A relação entre razão pura, ação e o mundo (social) pré-existente obviamente requer um tratamento muito mais extenso e sutil do que há espaço para dar aqui. No entanto, vale a pena levantar, mesmo que apenas em parte, uma objeção plausível. Esta não é uma objeção à “correção” da interpretação de Deleuze como uma interpretação de Hume, mas à correção da interpretação como uma teoria filosófica.

  fotografia preto e branco de gilles deleuze
Uma fotografia de Gilles Deleuze na década de 1990, publicada em 2022, do Wikimedia Commons.
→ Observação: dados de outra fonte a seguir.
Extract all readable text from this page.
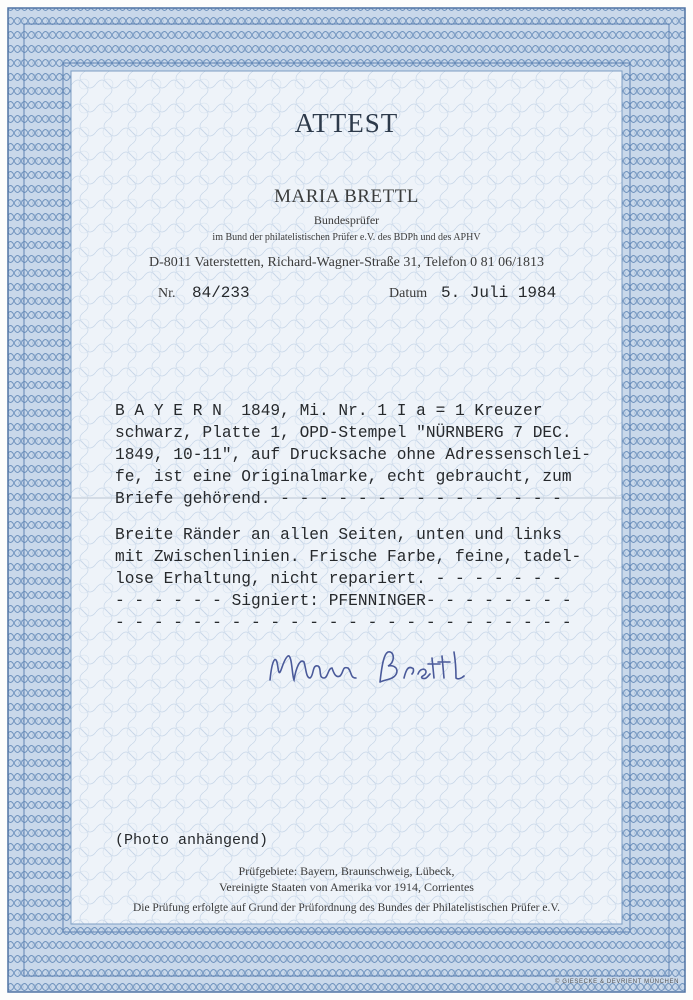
ATTEST
MARIA BRETTL
Bundesprüfer
im Bund der philatelistischen Prüfer e.V. des BDPh und des APHV
D-8011 Vaterstetten, Richard-Wagner-Straße 31, Telefon 0 81 06/1813
Nr. 84/233	Datum 5. Juli 1984
B A Y E R N  1849, Mi. Nr. 1 I a = 1 Kreuzer
schwarz, Platte 1, OPD-Stempel "NÜRNBERG 7 DEC.
1849, 10-11", auf Drucksache ohne Adressenschlei-
fe, ist eine Originalmarke, echt gebraucht, zum
Briefe gehörend. - - - - - - - - - - - - - - -
Breite Ränder an allen Seiten, unten und links
mit Zwischenlinien. Frische Farbe, feine, tadel-
lose Erhaltung, nicht repariert. - - - - - - -
- - - - - - Signiert: PFENNINGER- - - - - - - -
- - - - - - - - - - - - - - - - - - - - - - - -
(Photo anhängend)
Prüfgebiete: Bayern, Braunschweig, Lübeck,
Vereinigte Staaten von Amerika vor 1914, Corrientes
Die Prüfung erfolgte auf Grund der Prüfordnung des Bundes der Philatelistischen Prüfer e.V.
© GIESECKE & DEVRIENT MÜNCHEN
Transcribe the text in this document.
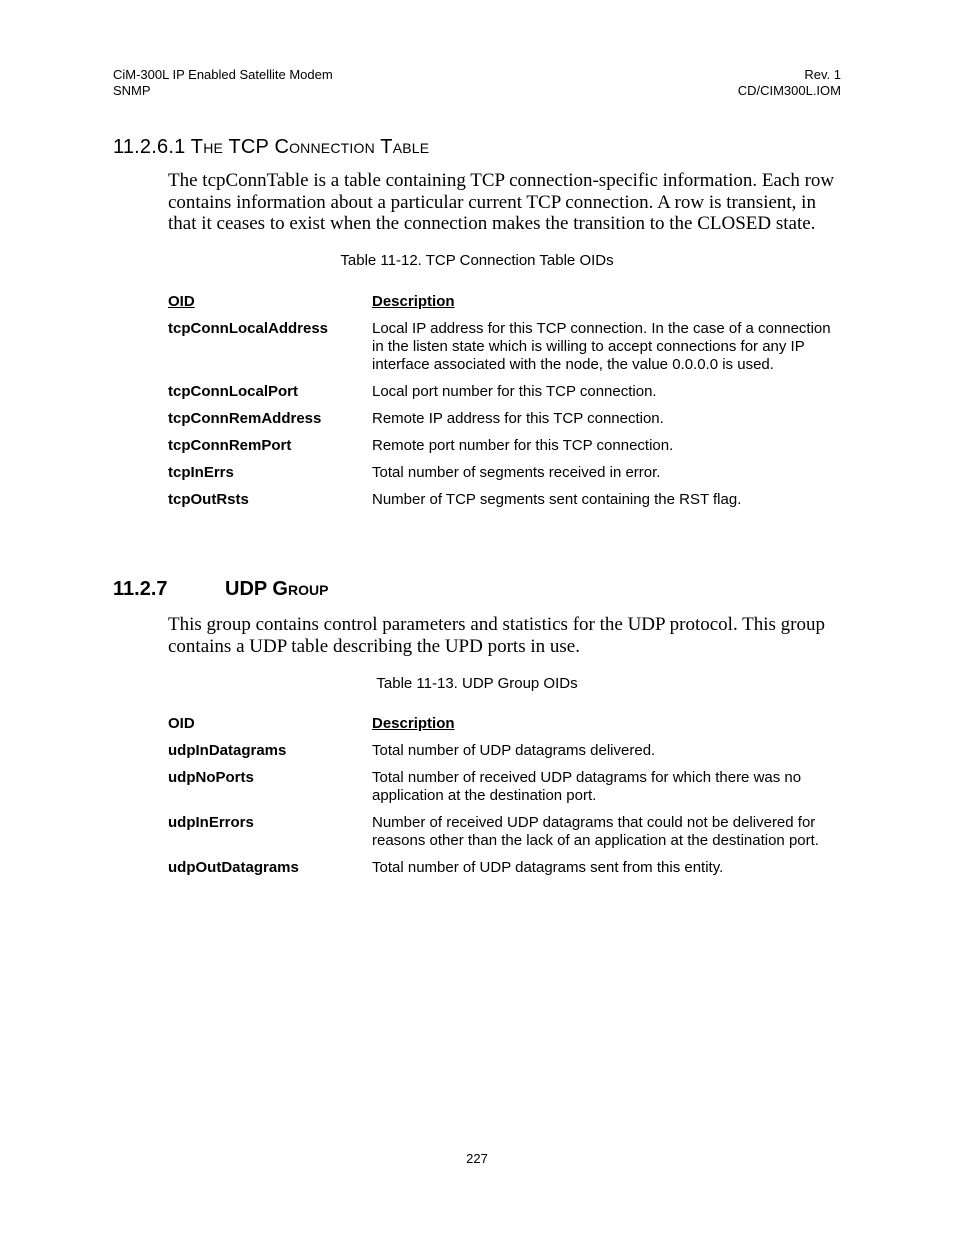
CiM-300L IP Enabled Satellite Modem
SNMP
Rev. 1
CD/CIM300L.IOM
11.2.6.1 The TCP Connection Table

The tcpConnTable is a table containing TCP connection-specific information. Each row contains information about a particular current TCP connection. A row is transient, in that it ceases to exist when the connection makes the transition to the CLOSED state.

Table 11-12. TCP Connection Table OIDs

OID	Description
tcpConnLocalAddress	Local IP address for this TCP connection. In the case of a connection in the listen state which is willing to accept connections for any IP interface associated with the node, the value 0.0.0.0 is used.
tcpConnLocalPort	Local port number for this TCP connection.
tcpConnRemAddress	Remote IP address for this TCP connection.
tcpConnRemPort	Remote port number for this TCP connection.
tcpInErrs	Total number of segments received in error.
tcpOutRsts	Number of TCP segments sent containing the RST flag.
11.2.7	UDP Group

This group contains control parameters and statistics for the UDP protocol. This group contains a UDP table describing the UPD ports in use.

Table 11-13. UDP Group OIDs

OID	Description
udpInDatagrams	Total number of UDP datagrams delivered.
udpNoPorts	Total number of received UDP datagrams for which there was no application at the destination port.
udpInErrors	Number of received UDP datagrams that could not be delivered for reasons other than the lack of an application at the destination port.
udpOutDatagrams	Total number of UDP datagrams sent from this entity.
227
A primeira tem a ver com a fixidez das paixões; se distinguimos o que chamamos de razão daqueles elementos de nossas mentes que são apaixonados. Hume, como Deleuze aponta, não distingue razão do sentimento – de fato, a razão é tomada como uma espécie de sentimento, especificamente de incongruência. Parece bem possível que uma concepção humeana da razão tenha pelo menos uma semelhança familiar com sensações distintamente passionais ou adjacentes à paixão – a da estranheza, da estranheza e da estranheza.

Mas talvez Deleuze não pretenda propor uma distinção estrita e esteja preocupado com nossa tendência de isolar a razão (uma parte de toda a nossa vida mental). Por causa disso, ele tenta resolver os problemas levantados dentro dele com a devida atenção ao contexto completo em que ele funciona dentro de nossas próprias mentes e dentro das sociedades em que vivemos.